Royston cited a 1992 policy of the convention’s general board that prohibits “any church which knowingly takes, or has taken, an official action which manifests public approval, promotion or blessing of homosexuality.” McGill officials appealed to the BSCNC executive committee, which backed up Royston by a 12-6 vote.
On Nov. 11, in a nearly unanimous vote, messengers agreed with the action against McGill. In other business, messengers also:
–amended Article X of the constitution concerning debts accrued by the convention;
–revised Article III.A. of the bylaws, addressing eligibility for members on the general board, boards of trustees and directors of institutions and entities of the BSCNC;
–approved an offering at the convention to help churches hit hard by Hurricane Isabel; and,
–passed a resolution concerning Christian concern for those who have lost jobs in North Carolina.

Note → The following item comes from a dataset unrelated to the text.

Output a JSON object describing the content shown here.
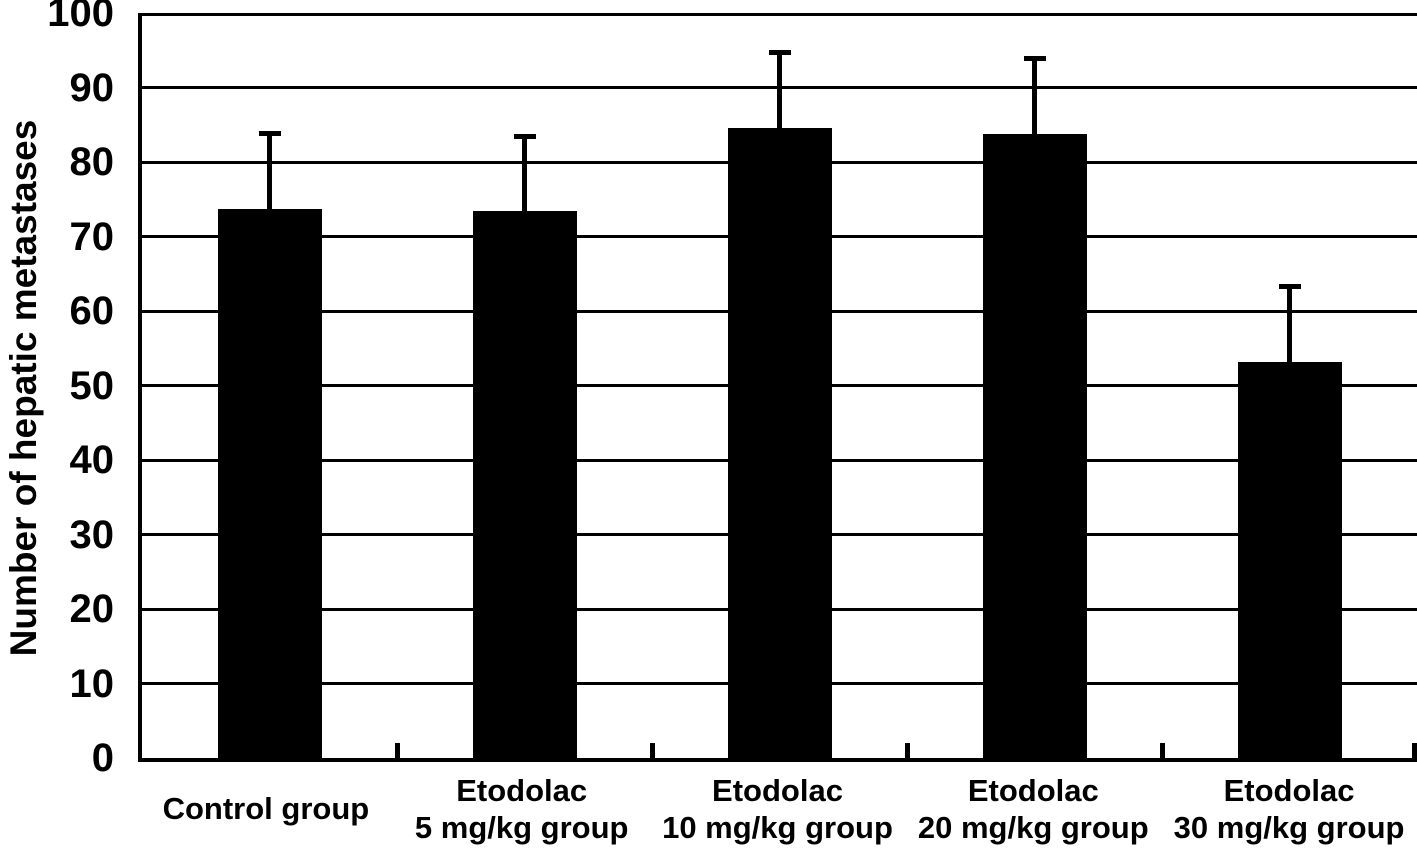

During the gathering in Winston-Salem, messengers honored outgoing President Jerry Pereira, who died of bone cancer on Nov. 7.
Pereira, pastor of First Baptist Church in Swannanoa, was completing his term as convention president but spent his last days in the hospital after a six-month battle with cancer. The convention’s first vice president, Bob Foy, presided over the session, which included a videotape of Pereira asking messengers to breathe new life into the convention and to spread the Word of God.